What girl would not want to get a devotion of love in the form of a road in her name? Like a 19th-century graffiti, local legend has it that the “M”—that stands out on a straight road that could have continued straight towards the mountain—was created by an Austro-Hungarian engineer Josip Slade-Šilović who was in love with a Montenegrin princess called Milena.
Tasked with designing a modern road for cars from Kotor to Cetinje following the Berlin Congress in 1878, this designer from Trogir was later a palace builder and created a rut in the road with an “M” symbol.

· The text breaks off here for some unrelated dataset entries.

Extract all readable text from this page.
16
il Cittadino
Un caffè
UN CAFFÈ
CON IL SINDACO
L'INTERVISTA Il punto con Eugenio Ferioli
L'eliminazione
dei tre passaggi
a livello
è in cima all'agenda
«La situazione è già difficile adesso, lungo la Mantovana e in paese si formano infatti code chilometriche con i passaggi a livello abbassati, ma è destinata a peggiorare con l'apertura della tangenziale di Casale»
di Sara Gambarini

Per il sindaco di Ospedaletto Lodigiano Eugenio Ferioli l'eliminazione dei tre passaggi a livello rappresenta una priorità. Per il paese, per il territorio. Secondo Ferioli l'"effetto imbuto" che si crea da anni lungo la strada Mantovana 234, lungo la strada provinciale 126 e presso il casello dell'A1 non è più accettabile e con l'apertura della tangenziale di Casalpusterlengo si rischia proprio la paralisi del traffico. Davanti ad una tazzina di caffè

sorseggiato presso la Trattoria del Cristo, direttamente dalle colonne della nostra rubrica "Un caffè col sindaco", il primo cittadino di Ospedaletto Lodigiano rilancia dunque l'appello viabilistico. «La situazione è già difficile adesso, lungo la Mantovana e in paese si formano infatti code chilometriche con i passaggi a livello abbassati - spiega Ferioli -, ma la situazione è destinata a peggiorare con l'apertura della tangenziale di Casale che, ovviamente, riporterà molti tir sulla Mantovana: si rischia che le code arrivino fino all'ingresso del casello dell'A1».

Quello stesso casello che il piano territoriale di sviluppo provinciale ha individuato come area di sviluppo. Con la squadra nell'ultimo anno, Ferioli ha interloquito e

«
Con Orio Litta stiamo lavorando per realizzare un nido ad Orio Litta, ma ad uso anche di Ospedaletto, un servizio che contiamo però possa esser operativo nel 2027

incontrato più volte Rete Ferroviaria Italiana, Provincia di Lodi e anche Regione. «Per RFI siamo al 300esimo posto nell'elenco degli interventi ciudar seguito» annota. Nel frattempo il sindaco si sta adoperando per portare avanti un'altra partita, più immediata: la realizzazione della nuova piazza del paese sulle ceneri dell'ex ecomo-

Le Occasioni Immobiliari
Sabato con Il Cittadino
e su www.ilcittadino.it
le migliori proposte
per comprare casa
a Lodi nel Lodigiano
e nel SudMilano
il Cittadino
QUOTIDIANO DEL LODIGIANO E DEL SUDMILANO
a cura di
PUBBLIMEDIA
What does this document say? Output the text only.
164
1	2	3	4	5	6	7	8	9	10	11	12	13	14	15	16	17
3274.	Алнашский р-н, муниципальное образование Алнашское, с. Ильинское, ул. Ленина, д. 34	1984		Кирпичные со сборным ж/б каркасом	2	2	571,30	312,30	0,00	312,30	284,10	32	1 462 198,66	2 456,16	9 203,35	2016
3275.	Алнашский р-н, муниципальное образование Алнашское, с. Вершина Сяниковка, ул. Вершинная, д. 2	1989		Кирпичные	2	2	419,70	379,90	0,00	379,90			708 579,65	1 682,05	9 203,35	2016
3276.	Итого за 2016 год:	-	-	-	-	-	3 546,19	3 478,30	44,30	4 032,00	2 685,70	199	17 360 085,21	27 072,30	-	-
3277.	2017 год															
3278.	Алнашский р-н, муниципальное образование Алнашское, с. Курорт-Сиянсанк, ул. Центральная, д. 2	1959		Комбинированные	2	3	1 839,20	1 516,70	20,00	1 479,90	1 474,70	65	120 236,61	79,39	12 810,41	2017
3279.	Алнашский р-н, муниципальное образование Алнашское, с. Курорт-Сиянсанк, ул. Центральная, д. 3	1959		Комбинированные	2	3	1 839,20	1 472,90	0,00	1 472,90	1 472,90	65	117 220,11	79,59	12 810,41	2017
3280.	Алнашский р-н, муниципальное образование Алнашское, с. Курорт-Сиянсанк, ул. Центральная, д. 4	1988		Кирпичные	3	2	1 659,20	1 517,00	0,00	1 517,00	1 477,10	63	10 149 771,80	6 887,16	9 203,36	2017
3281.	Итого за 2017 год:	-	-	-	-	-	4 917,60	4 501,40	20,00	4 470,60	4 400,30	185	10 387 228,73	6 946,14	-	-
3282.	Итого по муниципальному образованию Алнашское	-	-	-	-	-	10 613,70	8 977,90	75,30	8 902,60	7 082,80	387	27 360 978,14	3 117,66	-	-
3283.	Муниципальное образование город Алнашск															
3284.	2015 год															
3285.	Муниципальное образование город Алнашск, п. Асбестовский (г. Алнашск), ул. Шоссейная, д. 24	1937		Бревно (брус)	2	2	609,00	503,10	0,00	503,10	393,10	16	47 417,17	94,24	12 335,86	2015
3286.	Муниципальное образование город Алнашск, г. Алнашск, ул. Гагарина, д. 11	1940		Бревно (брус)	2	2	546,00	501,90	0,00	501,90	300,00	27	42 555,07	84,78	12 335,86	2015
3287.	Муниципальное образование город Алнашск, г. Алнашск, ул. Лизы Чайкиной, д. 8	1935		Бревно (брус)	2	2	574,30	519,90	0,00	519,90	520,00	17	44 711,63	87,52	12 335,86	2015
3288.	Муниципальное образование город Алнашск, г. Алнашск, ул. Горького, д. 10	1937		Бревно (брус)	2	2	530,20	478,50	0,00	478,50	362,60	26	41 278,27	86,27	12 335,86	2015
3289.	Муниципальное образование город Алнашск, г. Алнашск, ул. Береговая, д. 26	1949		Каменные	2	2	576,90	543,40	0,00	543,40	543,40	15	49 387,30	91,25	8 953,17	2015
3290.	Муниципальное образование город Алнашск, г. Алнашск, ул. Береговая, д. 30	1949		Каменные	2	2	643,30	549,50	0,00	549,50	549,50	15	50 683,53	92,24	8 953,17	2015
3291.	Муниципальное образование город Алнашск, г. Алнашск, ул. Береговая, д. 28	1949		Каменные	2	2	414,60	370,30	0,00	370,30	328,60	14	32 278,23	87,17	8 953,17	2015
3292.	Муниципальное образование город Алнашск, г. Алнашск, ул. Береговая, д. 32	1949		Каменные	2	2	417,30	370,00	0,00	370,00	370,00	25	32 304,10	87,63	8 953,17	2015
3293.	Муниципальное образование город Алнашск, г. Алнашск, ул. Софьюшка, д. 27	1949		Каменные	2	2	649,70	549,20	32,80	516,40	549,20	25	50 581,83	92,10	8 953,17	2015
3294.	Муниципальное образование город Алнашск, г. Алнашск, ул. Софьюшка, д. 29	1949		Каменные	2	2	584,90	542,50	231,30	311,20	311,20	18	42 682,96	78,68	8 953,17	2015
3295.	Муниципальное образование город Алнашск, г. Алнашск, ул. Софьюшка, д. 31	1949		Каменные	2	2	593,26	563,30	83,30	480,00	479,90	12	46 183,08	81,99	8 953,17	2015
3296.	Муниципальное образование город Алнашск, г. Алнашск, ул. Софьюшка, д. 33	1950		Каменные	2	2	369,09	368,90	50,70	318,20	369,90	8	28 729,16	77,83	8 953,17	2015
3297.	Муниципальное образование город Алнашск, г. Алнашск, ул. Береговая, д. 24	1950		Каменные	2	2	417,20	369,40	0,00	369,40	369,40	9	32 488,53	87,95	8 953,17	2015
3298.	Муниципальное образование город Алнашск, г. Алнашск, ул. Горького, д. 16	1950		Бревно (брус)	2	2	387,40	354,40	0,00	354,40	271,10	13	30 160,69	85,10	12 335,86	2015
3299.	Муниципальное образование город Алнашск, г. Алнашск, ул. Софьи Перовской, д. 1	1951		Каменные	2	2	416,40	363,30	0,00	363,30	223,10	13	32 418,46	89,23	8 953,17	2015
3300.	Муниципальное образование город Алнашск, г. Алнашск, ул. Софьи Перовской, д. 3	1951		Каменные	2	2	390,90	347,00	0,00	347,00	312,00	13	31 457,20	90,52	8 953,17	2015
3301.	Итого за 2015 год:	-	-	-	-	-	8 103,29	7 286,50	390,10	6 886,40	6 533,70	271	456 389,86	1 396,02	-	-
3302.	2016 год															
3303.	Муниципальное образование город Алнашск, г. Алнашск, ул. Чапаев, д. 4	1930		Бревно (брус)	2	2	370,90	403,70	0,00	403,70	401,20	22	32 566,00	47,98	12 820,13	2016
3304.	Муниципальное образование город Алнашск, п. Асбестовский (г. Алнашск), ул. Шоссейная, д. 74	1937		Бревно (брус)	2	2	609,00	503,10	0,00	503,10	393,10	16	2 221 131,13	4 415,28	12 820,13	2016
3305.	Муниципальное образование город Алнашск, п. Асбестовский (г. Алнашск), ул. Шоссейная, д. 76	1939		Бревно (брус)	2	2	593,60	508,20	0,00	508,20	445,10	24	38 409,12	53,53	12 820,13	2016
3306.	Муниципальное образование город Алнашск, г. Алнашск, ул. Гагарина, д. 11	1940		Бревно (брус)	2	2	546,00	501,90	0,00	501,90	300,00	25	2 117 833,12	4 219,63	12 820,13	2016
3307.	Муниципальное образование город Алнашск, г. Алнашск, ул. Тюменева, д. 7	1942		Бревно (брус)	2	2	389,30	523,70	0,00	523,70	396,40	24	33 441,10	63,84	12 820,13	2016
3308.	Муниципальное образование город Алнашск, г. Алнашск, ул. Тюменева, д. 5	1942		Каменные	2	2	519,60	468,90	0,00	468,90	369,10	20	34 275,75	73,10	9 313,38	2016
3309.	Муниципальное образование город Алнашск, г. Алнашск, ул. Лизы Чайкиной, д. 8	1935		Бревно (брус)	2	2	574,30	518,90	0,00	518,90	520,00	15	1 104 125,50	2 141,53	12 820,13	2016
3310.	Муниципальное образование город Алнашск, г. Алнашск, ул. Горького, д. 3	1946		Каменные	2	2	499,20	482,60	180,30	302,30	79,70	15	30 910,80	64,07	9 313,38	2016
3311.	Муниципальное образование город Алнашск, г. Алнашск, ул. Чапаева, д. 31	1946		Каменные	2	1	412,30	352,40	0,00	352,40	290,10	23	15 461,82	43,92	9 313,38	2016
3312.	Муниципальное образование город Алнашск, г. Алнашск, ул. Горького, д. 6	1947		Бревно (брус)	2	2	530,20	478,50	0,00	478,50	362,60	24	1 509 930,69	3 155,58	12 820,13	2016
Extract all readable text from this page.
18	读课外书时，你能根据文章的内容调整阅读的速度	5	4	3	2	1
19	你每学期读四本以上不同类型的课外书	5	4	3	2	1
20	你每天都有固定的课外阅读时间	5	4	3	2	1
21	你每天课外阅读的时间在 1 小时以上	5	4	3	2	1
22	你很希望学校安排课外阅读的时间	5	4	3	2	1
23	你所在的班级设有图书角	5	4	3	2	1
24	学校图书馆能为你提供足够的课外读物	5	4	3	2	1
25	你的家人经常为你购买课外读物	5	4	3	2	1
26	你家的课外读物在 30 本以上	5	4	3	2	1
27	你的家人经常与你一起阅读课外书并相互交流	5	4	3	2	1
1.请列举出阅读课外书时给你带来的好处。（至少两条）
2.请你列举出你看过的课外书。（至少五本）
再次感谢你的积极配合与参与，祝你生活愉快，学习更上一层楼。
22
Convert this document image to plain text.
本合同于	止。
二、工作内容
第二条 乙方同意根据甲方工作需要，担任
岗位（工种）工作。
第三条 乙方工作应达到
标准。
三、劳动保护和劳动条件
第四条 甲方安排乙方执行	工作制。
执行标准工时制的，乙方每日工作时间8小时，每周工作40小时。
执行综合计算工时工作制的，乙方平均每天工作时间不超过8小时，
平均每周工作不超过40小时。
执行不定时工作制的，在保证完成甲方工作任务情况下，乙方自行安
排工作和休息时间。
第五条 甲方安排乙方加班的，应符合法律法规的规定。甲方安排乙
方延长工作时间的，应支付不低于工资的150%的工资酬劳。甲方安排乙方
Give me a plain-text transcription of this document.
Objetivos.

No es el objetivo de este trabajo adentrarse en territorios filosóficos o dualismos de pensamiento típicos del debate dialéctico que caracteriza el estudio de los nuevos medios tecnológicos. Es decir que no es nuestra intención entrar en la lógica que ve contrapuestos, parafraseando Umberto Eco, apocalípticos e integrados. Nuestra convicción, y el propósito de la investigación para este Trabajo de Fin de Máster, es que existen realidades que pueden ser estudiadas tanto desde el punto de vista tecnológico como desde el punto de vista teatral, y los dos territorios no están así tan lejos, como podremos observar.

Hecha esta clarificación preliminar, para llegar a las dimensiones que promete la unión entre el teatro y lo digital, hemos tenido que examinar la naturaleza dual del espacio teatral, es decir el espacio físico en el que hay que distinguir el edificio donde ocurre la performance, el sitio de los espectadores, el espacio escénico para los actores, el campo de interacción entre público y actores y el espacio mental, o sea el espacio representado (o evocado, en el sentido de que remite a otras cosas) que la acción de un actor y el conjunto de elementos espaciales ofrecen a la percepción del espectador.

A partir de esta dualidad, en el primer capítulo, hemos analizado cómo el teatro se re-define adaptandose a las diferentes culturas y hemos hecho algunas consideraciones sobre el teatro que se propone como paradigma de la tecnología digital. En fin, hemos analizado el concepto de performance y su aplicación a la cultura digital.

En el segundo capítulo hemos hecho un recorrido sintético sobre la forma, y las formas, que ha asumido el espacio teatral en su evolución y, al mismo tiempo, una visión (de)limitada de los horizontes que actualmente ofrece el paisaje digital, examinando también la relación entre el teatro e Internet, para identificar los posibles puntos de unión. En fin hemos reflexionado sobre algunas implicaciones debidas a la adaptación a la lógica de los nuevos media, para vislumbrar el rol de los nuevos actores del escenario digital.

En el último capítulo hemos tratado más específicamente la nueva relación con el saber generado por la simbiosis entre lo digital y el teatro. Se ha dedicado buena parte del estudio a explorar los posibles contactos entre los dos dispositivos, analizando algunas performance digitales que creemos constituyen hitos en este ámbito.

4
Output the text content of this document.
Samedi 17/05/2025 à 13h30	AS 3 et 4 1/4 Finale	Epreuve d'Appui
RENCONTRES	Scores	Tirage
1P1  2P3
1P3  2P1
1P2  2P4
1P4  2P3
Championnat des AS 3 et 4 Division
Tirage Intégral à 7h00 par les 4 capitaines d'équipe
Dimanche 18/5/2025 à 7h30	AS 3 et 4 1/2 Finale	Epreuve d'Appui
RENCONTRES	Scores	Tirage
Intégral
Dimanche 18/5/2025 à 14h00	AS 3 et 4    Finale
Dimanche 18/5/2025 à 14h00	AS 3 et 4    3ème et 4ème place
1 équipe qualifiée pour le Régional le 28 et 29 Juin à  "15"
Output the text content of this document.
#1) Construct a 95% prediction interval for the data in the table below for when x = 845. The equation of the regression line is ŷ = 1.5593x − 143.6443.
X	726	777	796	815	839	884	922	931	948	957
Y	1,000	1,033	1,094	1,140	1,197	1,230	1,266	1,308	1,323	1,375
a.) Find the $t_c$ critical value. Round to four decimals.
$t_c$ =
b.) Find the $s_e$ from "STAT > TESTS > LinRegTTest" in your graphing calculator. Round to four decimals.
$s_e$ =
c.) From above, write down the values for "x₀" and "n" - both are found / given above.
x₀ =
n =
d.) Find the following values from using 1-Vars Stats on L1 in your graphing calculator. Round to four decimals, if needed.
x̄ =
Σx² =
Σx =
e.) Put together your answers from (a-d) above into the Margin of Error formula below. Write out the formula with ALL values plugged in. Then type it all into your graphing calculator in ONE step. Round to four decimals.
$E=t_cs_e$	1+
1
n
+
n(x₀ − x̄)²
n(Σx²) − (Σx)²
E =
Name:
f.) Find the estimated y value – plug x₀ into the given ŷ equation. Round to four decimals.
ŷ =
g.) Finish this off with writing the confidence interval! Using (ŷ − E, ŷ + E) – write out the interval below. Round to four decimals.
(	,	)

Montenegrin writer Jovan J. Martinović has since passed on the joke of the people of Cetinje, which was created at the expense of this letter M: “And imagine if he accidentally fell in love with Princess Olga—the road wouldn’t end without the song of gusles (a Montenegrin fiddle)!”
Austro-Hungarian influence can be seen all over Montenegro. Generally, the Austro-Hungarian Empire improved the Montenegrin infrastructure greatly as compared to the Ottoman Empire which is largely revered and documented by song and poem in how much sorrow it caused to the entire region. A lot of Montenegro’s oldest and sturdiest roads were built by Austro-Hungarian engineers, such as this one by the secret crush of Milena, which has been preserved almost entirely in its original form.
Know Before You Go
This road is not to be confused with the Kotor Serpentine, although it is very close. It is a standalone 'M' that can be seen in your drive on the way to Lovćen National Park and should be viewed from the Lovćen side.